Tell HN: My kid's school installed spyware and I can't remove it

[xg15]

Can the managed account actually access files from the unmanaged account or control which processes are active while the unmanaged account runs?

Because, if yes, this absolutely does sound like a security hole:

1) Set up an organisation and add a managed account. Set up policies that install a backdoor on first login.

2) Get hold of victim's Chromebook.

3) Log into the Chromebook using the account from (1)

4) Chromebook will execute the policies and run the backdoor.

5) Use the backdoor to snoop victim's files.

You've successfully gained access to the victim's files without knowing their password. Profit!
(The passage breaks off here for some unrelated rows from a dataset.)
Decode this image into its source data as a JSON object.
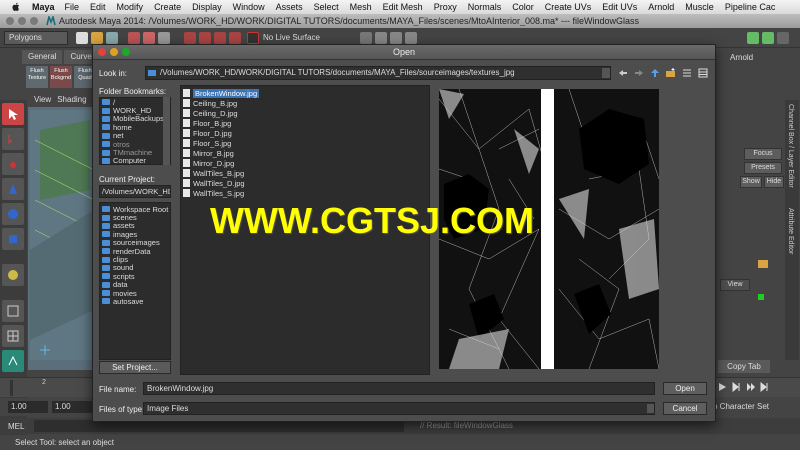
{
  "menubar": {
    "app": "Maya",
    "items": [
      "File",
      "Edit",
      "Modify",
      "Create",
      "Display",
      "Window",
      "Assets",
      "Select",
      "Mesh",
      "Edit Mesh",
      "Proxy",
      "Normals",
      "Color",
      "Create UVs",
      "Edit UVs",
      "Arnold",
      "Muscle",
      "Pipeline Cac"
    ]
  },
  "maya_window": {
    "title": "Autodesk Maya 2014: /Volumes/WORK_HD/WORK/DIGITAL TUTORS/documents/MAYA_Files/scenes/MtoAInterior_008.ma*   ---   fileWindowGlass"
  },
  "toolbar": {
    "mode": "Polygons",
    "live_surface": "No Live Surface",
    "renderer": "Arnold"
  },
  "shelf": {
    "tabs": [
      "General",
      "Curve"
    ],
    "buttons": [
      "Flush Texture",
      "Flush Bckgrnd",
      "Flush Quad"
    ]
  },
  "viewport": {
    "menus": [
      "View",
      "Shading"
    ]
  },
  "right_panel": {
    "focus": "Focus",
    "presets": "Presets",
    "show": "Show",
    "hide": "Hide",
    "view": "View",
    "copy_tab": "Copy Tab",
    "character_set": "o Character Set",
    "tab_channel": "Channel Box / Layer Editor",
    "tab_attribute": "Attribute Editor"
  },
  "timeline": {
    "frame_2": "2",
    "start": "1.00",
    "current": "1.00"
  },
  "mel": {
    "label": "MEL",
    "result": "// Result: fileWindowGlass"
  },
  "help_line": "Select Tool: select an object",
  "dialog": {
    "title": "Open",
    "look_in_label": "Look in:",
    "look_in_path": "/Volumes/WORK_HD/WORK/DIGITAL TUTORS/documents/MAYA_Files/sourceimages/textures_jpg",
    "bookmarks_label": "Folder Bookmarks:",
    "bookmarks": [
      {
        "name": "/",
        "dim": false
      },
      {
        "name": "WORK_HD",
        "dim": false
      },
      {
        "name": "MobileBackups",
        "dim": false
      },
      {
        "name": "home",
        "dim": false
      },
      {
        "name": "net",
        "dim": false
      },
      {
        "name": "otros",
        "dim": true
      },
      {
        "name": "TMmachine",
        "dim": true
      },
      {
        "name": "Computer",
        "dim": false
      },
      {
        "name": "Desktop",
        "dim": false
      }
    ],
    "current_project_label": "Current Project:",
    "current_project": "/Volumes/WORK_HD/WO",
    "project_folders": [
      "Workspace Root",
      "scenes",
      "assets",
      "images",
      "sourceimages",
      "renderData",
      "clips",
      "sound",
      "scripts",
      "data",
      "movies",
      "autosave"
    ],
    "set_project": "Set Project...",
    "files": [
      "BrokenWindow.jpg",
      "Ceiling_B.jpg",
      "Ceiling_D.jpg",
      "Floor_B.jpg",
      "Floor_D.jpg",
      "Floor_S.jpg",
      "Mirror_B.jpg",
      "Mirror_D.jpg",
      "WallTiles_B.jpg",
      "WallTiles_D.jpg",
      "WallTiles_S.jpg"
    ],
    "selected_file_index": 0,
    "file_name_label": "File name:",
    "file_name": "BrokenWindow.jpg",
    "open_button": "Open",
    "files_of_type_label": "Files of type:",
    "files_of_type": "Image Files",
    "cancel_button": "Cancel"
  },
  "watermark": "WWW.CGTSJ.COM"
}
This would work even if the victim is fully aware of the issue and never intended to mix managed and unmanaged accounts on their own.

[ghostpepper]

Does a chromebook allow you to have more than one user account? It sounds like a factory reset was necessary to allow enrollment

[MereInterest]

Chromebooks do allow more than one user account, yes. The factory reset mentioned by the OP was necessary in order to undo the enrollment, as no application of Administrator/Owner privileges would undo it otherwise.

[ac29]

I think you misunderstand the original post - the parent didnt have some sort of local administrator account (which isnt really a thing on ChromeOS). They signed into a managed account run by the school district, didnt like the policy, then reset the device, signed into the same managed account again, and noticed the same policy was applied.

[toast0]

> local administrator account (which isnt really a thing on ChromeOS).

The first user to sign in on a chromebook has limited special powers. I don't think they involve reading other people's data though.